January was the fourth consecutive month in which more than 200 people died because of the toxic illicit drug supply in B.C.
At least 207 British Columbians died from toxic illicit drugs in January, the third highest number recorded in a month, according to the latest available data from the B.C. Coroners Service Friday.
Chief coroner Lisa Lapointe said as the province nears the six-year anniversary of the declaration of B.C.’s public health emergency into substance-related harms, “it is clearer than ever” that traditional approaches to substance use are hurting people and costing lives.
“I am hopeful that the recent recommendations made by the Coroners Service Drug Toxicity Death Review Panel will support the meaningful change underway in our province and an end to this tragic crisis,” said Lapointe, in a statement Friday.
January was the fourth consecutive month in which more than 200 lives were lost to the illicit drug supply in B.C., according to the coroner. The 207 deaths is the third highest recorded in a calendar month, an average of about 6.7 deaths per day.

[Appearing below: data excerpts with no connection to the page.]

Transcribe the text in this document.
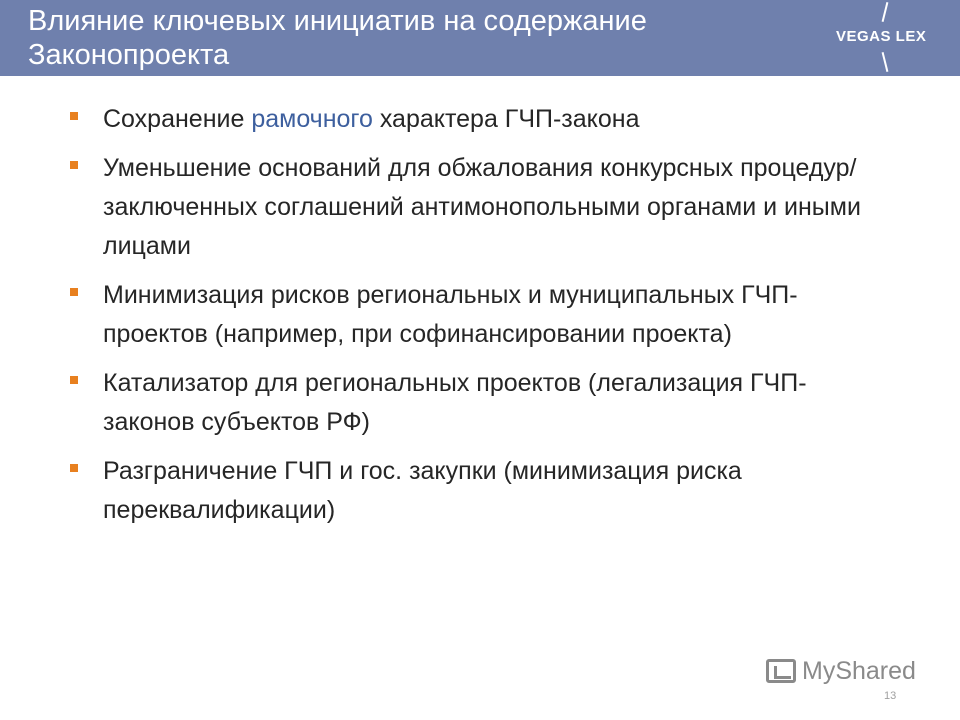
Влияние ключевых инициатив на содержание
Законопроекта
VEGAS LEX
Сохранение рамочного характера ГЧП-закона
Уменьшение оснований для обжалования конкурсных процедур/заключенных соглашений антимонопольными органами и иными лицами
Минимизация рисков региональных и муниципальных ГЧП-проектов (например, при софинансировании проекта)
Катализатор для региональных проектов (легализация ГЧП-законов субъектов РФ)
Разграничение ГЧП и гос. закупки (минимизация риска переквалификации)
MyShared
13
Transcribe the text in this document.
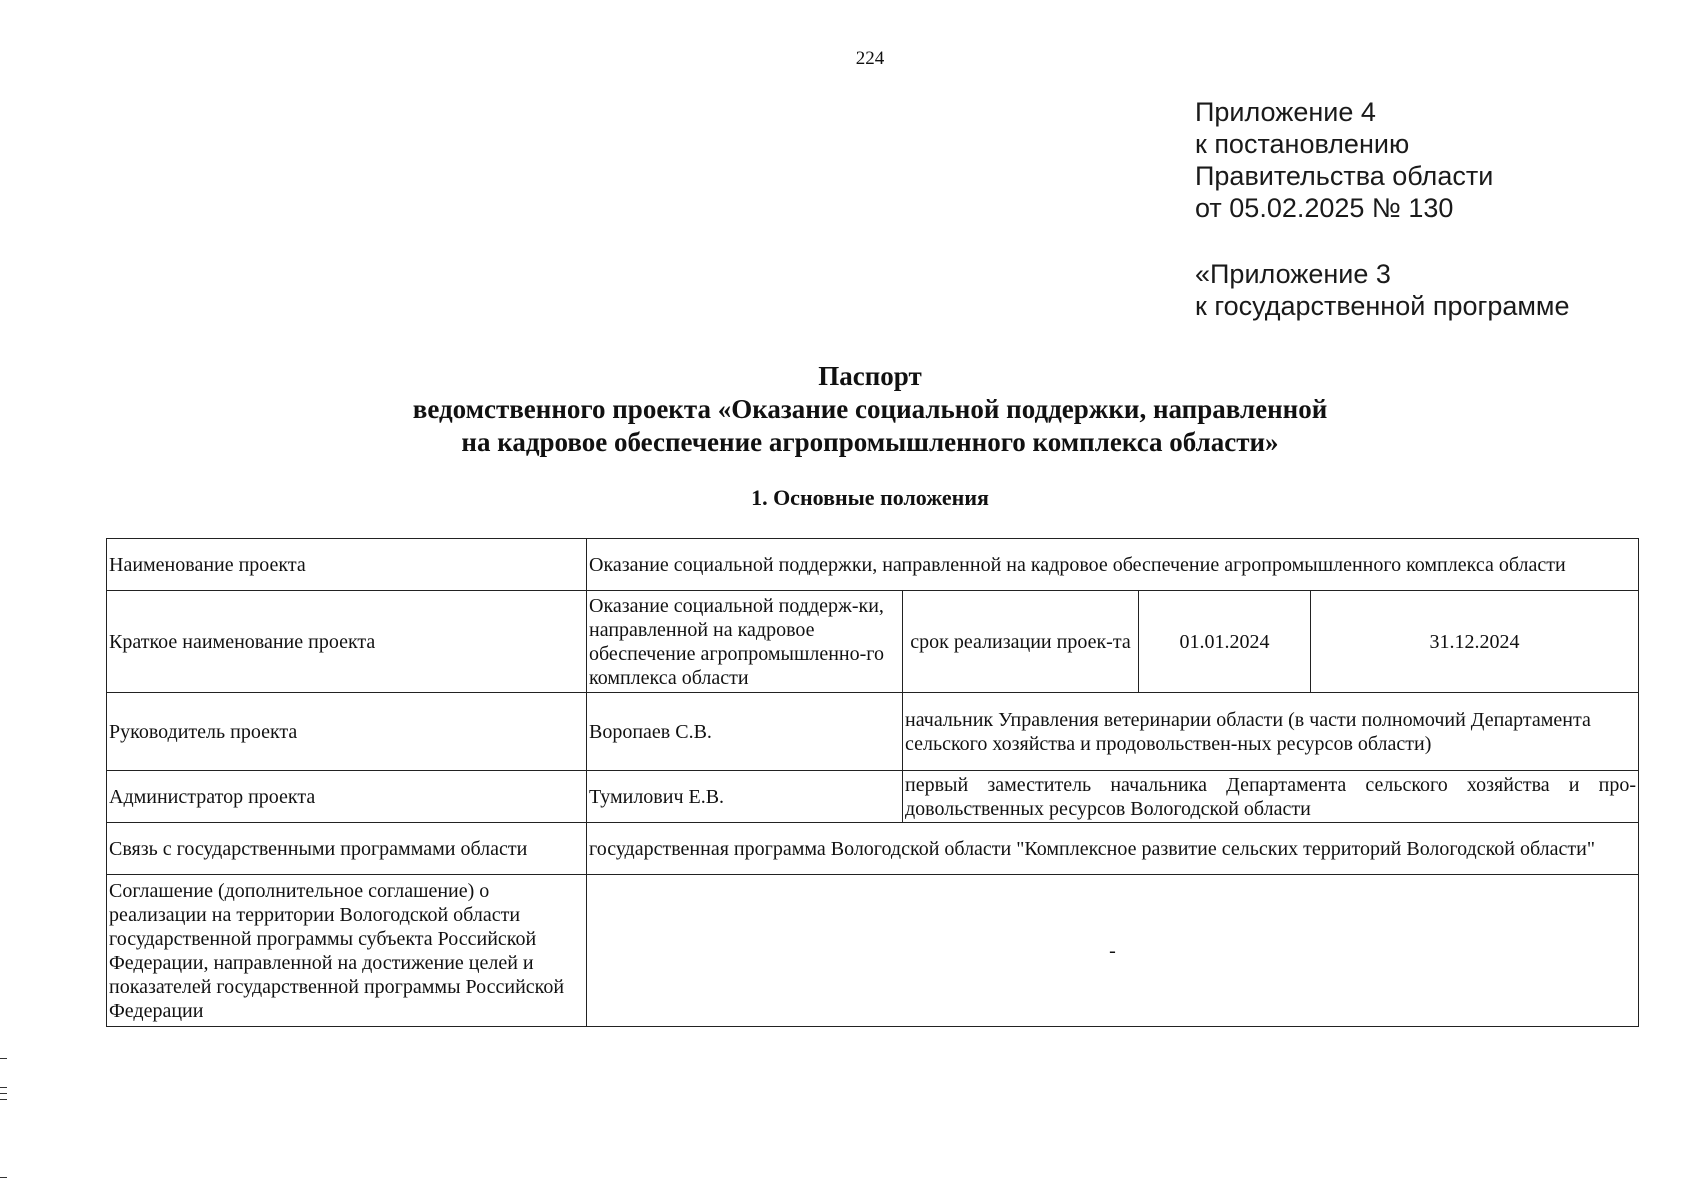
224
Приложение 4
к постановлению
Правительства области
от 05.02.2025 № 130
«Приложение 3
к государственной программе
Паспорт
ведомственного проекта «Оказание социальной поддержки, направленной
на кадровое обеспечение агропромышленного комплекса области»
1. Основные положения
Наименование проекта	Оказание социальной поддержки, направленной на кадровое обеспечение агропромышленного комплекса области			
Краткое наименование проекта	Оказание социальной поддерж-ки, направленной на кадровое обеспечение агропромышленно-го комплекса области	срок реализации проек-та	01.01.2024	31.12.2024
Руководитель проекта	Воропаев С.В.	начальник Управления ветеринарии области (в части полномочий Департамента сельского хозяйства и продовольствен-ных ресурсов области)		
Администратор проекта	Тумилович Е.В.	первый заместитель начальника Департамента сельского хозяйства и про-довольственных ресурсов Вологодской области		
Связь с государственными программами области	государственная программа Вологодской области "Комплексное развитие сельских территорий Вологодской области"			
Соглашение (дополнительное соглашение) о реализации на территории Вологодской области государственной программы субъекта Российской Федерации, направленной на достижение целей и показателей государственной программы Российской Федерации	-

Lapointe said there has been a notable increases in smaller and medium-sized communities, including 11 recorded deaths in Kamloops in January, making it the third most affected community in B.C. behind only Vancouver and Surrey.
As well, 19 deaths recorded in Northern Health equates to a death rate of 74.5 per 100,000 residents, the highest rate of any health authority, she added.
Between November and January, about 23 per cent of tests showed “extreme” levels of fentanyl (concentrations exceeding 50 micrograms per litre), compared to 13 per cent of results between April 2020 and October, according to the coroner.
“We know that illicit substances in our province are toxic and that those dependent on them are vulnerable to serious harms and death,” Lapointe said.
“Ensuring access to safer supply, establishing a substance use system of care, and turning the focus away from punishing and stigmatizing are critical steps to resolving this public health emergency.”
She also said that 72 per cent of those who died in January were aged 30 to 59, and most of them were men and occurred inside a residence.
No deaths have been reported at supervised consumption or drug overdose prevention sites.